Academics elsewhere have engaged with the question of how democracy has been tested by GM crops. In GM Food on Trial–Testing European Democracy, Les Levidow and Susan Carr explained how the controversy over this technology created a legitimacy crisis in the EU and resulted in changes in the bloc’s agriculture biotechnology regulations. When Europeans were told they had to accept biotechnology in their agriculture, it turned into a test of democratic values. Did people have a choice in the food they ate, which many of them termed “frankenfoods”? The authors say in their 2012 book that the public controversy has kept the agri-biotech industry on the defensive for over three decades.

But there are few similarities in the developed world to the Indian experience, which poses a deeper challenge to our understanding of science and democracy because of the complex and unequal power structure here, argues Aga, who spent 10 years researching this book. For one, he keeps in mind the grim agricultural scenario here, where well over 300,000 farmers have committed suicide in the two decades ending in 2016.

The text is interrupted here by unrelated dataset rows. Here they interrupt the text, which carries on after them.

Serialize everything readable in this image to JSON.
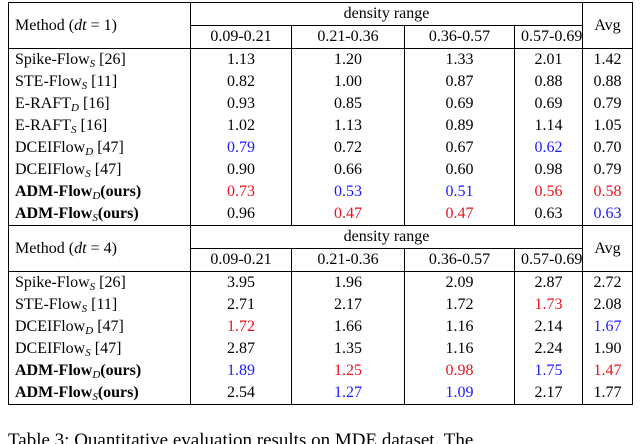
{
  "sections": [
    {
      "method_header": {
        "pre": "Method (",
        "var": "dt",
        "post": " = 1)"
      },
      "group_header": "density range",
      "columns": [
        "0.09-0.21",
        "0.21-0.36",
        "0.36-0.57",
        "0.57-0.69"
      ],
      "avg_header": "Avg",
      "rows": [
        {
          "method": "Spike-Flow",
          "sub": "S",
          "suffix": " [26]",
          "bold": false,
          "values": [
            "1.13",
            "1.20",
            "1.33",
            "2.01",
            "1.42"
          ],
          "colors": [
            null,
            null,
            null,
            null,
            null
          ]
        },
        {
          "method": "STE-Flow",
          "sub": "S",
          "suffix": " [11]",
          "bold": false,
          "values": [
            "0.82",
            "1.00",
            "0.87",
            "0.88",
            "0.88"
          ],
          "colors": [
            null,
            null,
            null,
            null,
            null
          ]
        },
        {
          "method": "E-RAFT",
          "sub": "D",
          "suffix": " [16]",
          "bold": false,
          "values": [
            "0.93",
            "0.85",
            "0.69",
            "0.69",
            "0.79"
          ],
          "colors": [
            null,
            null,
            null,
            null,
            null
          ]
        },
        {
          "method": "E-RAFT",
          "sub": "S",
          "suffix": " [16]",
          "bold": false,
          "values": [
            "1.02",
            "1.13",
            "0.89",
            "1.14",
            "1.05"
          ],
          "colors": [
            null,
            null,
            null,
            null,
            null
          ]
        },
        {
          "method": "DCEIFlow",
          "sub": "D",
          "suffix": " [47]",
          "bold": false,
          "values": [
            "0.79",
            "0.72",
            "0.67",
            "0.62",
            "0.70"
          ],
          "colors": [
            "#1a1aff",
            null,
            null,
            "#1a1aff",
            null
          ]
        },
        {
          "method": "DCEIFlow",
          "sub": "S",
          "suffix": " [47]",
          "bold": false,
          "values": [
            "0.90",
            "0.66",
            "0.60",
            "0.98",
            "0.79"
          ],
          "colors": [
            null,
            null,
            null,
            null,
            null
          ]
        },
        {
          "method": "ADM-Flow",
          "sub": "D",
          "suffix": "(ours)",
          "bold": true,
          "values": [
            "0.73",
            "0.53",
            "0.51",
            "0.56",
            "0.58"
          ],
          "colors": [
            "#e8141b",
            "#1a1aff",
            "#1a1aff",
            "#e8141b",
            "#e8141b"
          ]
        },
        {
          "method": "ADM-Flow",
          "sub": "S",
          "suffix": "(ours)",
          "bold": true,
          "values": [
            "0.96",
            "0.47",
            "0.47",
            "0.63",
            "0.63"
          ],
          "colors": [
            null,
            "#e8141b",
            "#e8141b",
            null,
            "#1a1aff"
          ]
        }
      ]
    },
    {
      "method_header": {
        "pre": "Method (",
        "var": "dt",
        "post": " = 4)"
      },
      "group_header": "density range",
      "columns": [
        "0.09-0.21",
        "0.21-0.36",
        "0.36-0.57",
        "0.57-0.69"
      ],
      "avg_header": "Avg",
      "rows": [
        {
          "method": "Spike-Flow",
          "sub": "S",
          "suffix": " [26]",
          "bold": false,
          "values": [
            "3.95",
            "1.96",
            "2.09",
            "2.87",
            "2.72"
          ],
          "colors": [
            null,
            null,
            null,
            null,
            null
          ]
        },
        {
          "method": "STE-Flow",
          "sub": "S",
          "suffix": " [11]",
          "bold": false,
          "values": [
            "2.71",
            "2.17",
            "1.72",
            "1.73",
            "2.08"
          ],
          "colors": [
            null,
            null,
            null,
            "#e8141b",
            null
          ]
        },
        {
          "method": "DCEIFlow",
          "sub": "D",
          "suffix": " [47]",
          "bold": false,
          "values": [
            "1.72",
            "1.66",
            "1.16",
            "2.14",
            "1.67"
          ],
          "colors": [
            "#e8141b",
            null,
            null,
            null,
            "#1a1aff"
          ]
        },
        {
          "method": "DCEIFlow",
          "sub": "S",
          "suffix": " [47]",
          "bold": false,
          "values": [
            "2.87",
            "1.35",
            "1.16",
            "2.24",
            "1.90"
          ],
          "colors": [
            null,
            null,
            null,
            null,
            null
          ]
        },
        {
          "method": "ADM-Flow",
          "sub": "D",
          "suffix": "(ours)",
          "bold": true,
          "values": [
            "1.89",
            "1.25",
            "0.98",
            "1.75",
            "1.47"
          ],
          "colors": [
            "#1a1aff",
            "#e8141b",
            "#e8141b",
            "#1a1aff",
            "#e8141b"
          ]
        },
        {
          "method": "ADM-Flow",
          "sub": "S",
          "suffix": "(ours)",
          "bold": true,
          "values": [
            "2.54",
            "1.27",
            "1.09",
            "2.17",
            "1.77"
          ],
          "colors": [
            null,
            "#1a1aff",
            "#1a1aff",
            null,
            null
          ]
        }
      ]
    }
  ],
  "caption": "Table 3: Quantitative evaluation results on MDE dataset. The"
}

Genetically Modified Democracy focuses as much on capturing ethnography of science policy-making as on the democratic responses to the Bt brinjal uproar from different sites of the controversy to provide a richly textured study. Two of these sites provide astonishing insights. One is from The Everyday Life of Regulation, an account of the time Aga spent as an unpaid intern in an unnamed science ministry and got an unhampered view of the disjointed state of affairs under which the regulatory bodies functioned. The other, more significant, arena pivotal to the GM crops debate is the retail trade in seeds. Aga spent several months in the farming areas of Nashik district in Maharashtra to get a ground view of the role of chemical inputs in everyday farming. This writer would strongly recommend the chapter titled “Merchants of Knowledge” to bureaucrats, journalists and activists to understand the vice-like grip the seed industry and the retail trade maintain on farming, controlling both the farmer’s knowledge of technology and their access to it.

Aga himself provides the tragic irony to the democratisation debate. While the country was in ferment over a GM food crop, he says that to farmers, GM or Bt was just a new brand of seed! No Indian language, he points, out has an equivalent term for GM.